Absatz 4c eingefügt durch G vom 19. 12. 1998 (BGBl I S. 3853), geändert durch G vom 26. 3. 2007 (BGBl I S. 378).

(4d) 1Die Kassenzahnärztlichen Vereinigungen teilen den Krankenkassen bei jeder Rechnungslegung mit, welche Vertragszahnärzte, welche bei Vertragszahnärzten nach § 95 Abs. 9 Satz 1 angestellten Zahnärzte und welche in medizinischen Versorgungszentren angestellten Zahnärzte die Punktmengengrenzen nach Absatz 4b überschreiten. 2Dabei ist für diese Zahnärzte die Punktmenge sowie der Zeitpunkt anzugeben, ab dem die Überschreitung der Punktmengengrenzen eingetreten ist. 3Die Zahl der Entlastungs-, Weiterbildungs- und Vorbereitungsassistenten einschließlich ihrer Beschäftigungsdauer sind, bezogen auf die einzelne Praxis, ebenfalls mitzuteilen.

Absatz 4d eingefügt durch G vom 19. 12. 1998 (BGBl I S. 3853).
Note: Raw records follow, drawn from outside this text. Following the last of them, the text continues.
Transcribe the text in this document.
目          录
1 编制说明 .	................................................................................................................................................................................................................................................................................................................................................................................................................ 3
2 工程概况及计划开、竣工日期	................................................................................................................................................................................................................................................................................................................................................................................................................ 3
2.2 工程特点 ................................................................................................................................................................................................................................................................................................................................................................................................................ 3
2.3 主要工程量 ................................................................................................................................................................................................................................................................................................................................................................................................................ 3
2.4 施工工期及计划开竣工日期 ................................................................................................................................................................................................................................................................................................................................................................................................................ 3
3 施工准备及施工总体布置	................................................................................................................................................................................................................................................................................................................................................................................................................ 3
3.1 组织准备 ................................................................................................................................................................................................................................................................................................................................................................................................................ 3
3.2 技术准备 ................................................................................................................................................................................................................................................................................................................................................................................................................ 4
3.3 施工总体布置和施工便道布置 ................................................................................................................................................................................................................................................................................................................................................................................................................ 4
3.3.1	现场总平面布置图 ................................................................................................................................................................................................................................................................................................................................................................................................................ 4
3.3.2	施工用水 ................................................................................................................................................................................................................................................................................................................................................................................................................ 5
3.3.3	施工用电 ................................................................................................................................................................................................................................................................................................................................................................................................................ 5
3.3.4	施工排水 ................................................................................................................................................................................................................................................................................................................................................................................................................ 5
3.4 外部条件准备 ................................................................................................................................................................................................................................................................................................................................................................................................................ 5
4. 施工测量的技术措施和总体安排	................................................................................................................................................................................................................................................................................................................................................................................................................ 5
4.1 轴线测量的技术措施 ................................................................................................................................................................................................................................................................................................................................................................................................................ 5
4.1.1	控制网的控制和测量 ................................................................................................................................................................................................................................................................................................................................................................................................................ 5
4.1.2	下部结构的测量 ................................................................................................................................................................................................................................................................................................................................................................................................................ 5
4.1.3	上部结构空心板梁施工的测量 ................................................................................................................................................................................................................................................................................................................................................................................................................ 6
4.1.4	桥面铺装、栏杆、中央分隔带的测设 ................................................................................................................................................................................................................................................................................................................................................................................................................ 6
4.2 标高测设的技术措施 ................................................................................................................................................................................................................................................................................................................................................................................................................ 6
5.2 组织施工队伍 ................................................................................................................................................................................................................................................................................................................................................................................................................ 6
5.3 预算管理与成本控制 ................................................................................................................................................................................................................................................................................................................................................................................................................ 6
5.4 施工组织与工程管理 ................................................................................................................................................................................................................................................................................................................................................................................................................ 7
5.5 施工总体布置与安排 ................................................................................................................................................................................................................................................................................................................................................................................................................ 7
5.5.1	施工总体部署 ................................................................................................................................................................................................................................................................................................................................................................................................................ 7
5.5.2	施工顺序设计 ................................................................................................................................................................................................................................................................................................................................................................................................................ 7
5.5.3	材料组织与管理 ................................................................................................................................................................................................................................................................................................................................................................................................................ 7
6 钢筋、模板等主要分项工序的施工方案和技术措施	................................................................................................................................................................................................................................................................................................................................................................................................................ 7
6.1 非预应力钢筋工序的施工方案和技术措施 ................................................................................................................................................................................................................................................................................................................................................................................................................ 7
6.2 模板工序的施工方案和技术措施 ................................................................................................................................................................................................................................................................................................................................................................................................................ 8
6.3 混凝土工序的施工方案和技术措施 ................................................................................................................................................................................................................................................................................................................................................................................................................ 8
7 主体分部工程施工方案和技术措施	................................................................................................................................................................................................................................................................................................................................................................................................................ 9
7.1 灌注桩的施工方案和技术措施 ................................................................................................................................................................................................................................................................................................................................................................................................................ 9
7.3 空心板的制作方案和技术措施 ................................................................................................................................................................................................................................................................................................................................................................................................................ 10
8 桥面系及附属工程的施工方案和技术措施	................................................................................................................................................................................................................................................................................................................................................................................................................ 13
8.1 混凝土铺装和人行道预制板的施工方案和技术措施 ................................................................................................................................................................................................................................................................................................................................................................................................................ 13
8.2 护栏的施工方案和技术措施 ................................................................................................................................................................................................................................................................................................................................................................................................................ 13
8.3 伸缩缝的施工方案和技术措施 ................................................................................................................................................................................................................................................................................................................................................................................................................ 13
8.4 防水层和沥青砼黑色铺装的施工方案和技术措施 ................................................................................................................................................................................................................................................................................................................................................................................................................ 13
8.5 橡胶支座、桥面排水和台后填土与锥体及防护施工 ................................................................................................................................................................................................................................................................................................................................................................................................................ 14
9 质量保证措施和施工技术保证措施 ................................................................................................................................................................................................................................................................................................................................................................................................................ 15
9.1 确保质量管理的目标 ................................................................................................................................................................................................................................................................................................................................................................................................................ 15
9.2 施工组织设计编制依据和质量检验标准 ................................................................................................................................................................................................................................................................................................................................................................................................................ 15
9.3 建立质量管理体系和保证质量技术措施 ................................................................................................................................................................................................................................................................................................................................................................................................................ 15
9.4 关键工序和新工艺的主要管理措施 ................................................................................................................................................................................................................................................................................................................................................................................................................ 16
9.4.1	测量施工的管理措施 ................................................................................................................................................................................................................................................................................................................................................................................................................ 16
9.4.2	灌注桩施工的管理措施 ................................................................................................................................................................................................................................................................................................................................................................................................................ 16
Sätze 1 und 3 geändert durch G vom 22. 12. 2006 (BGBl I S. 3439).

Absätze 4e und 4f eingefügt durch G vom 19. 12. 1998 (BGBl I S. 3853).

(4e) 1Die Kassenzahnärztlichen Vereinigungen haben die Honorareinsparungen aus den Vergütungsminderungen nach Absatz 4b an die Krankenkassen weiterzugeben. 2Die Durchführung der Vergütungsminderung durch die Kassenzahnärztliche Vereinigung erfolgt durch Absenkung der vertraglich vereinbarten Punktwerte ab dem Zeitpunkt der jeweiligen Grenzwertüberschreitungen nach Absatz 4b. 3Die abgesenkten Punktwerte nach Satz 2 sind den auf dem Zeitpunkt der Grenzwertüberschreitungen folgenden Abrechnungen gegenüber den Krankenkassen zugrunde zu legen. 4Überzahlungen werden mit der nächsten Abrechnung verrechnet. 5Weitere Einzelheiten können die Vertragspartner der Vergütungsverträge (§ 83) regeln.

(4f) 1Die Krankenkasse hat ein Zurückbehaltungsrecht in Höhe von 10 vom Hundert gegenüber jeder Forderung der Kassenzahnärztlichen Vereinigung, solange die Kassenzahnärztliche Vereinigung ihren Pflichten aus den Absätzen 4c bis 4e nicht nachkommt. 2Der Anspruch auf Auszahlung der nach Satz 1 einbehaltenen Beträge erlischt, wenn die Kassenzahnärztliche Vereinigung bis zur letzten Quartalsabrechnung eines Jahres ihre Verpflichtungen für dieses Jahr nicht oder nicht vollständig erfüllt.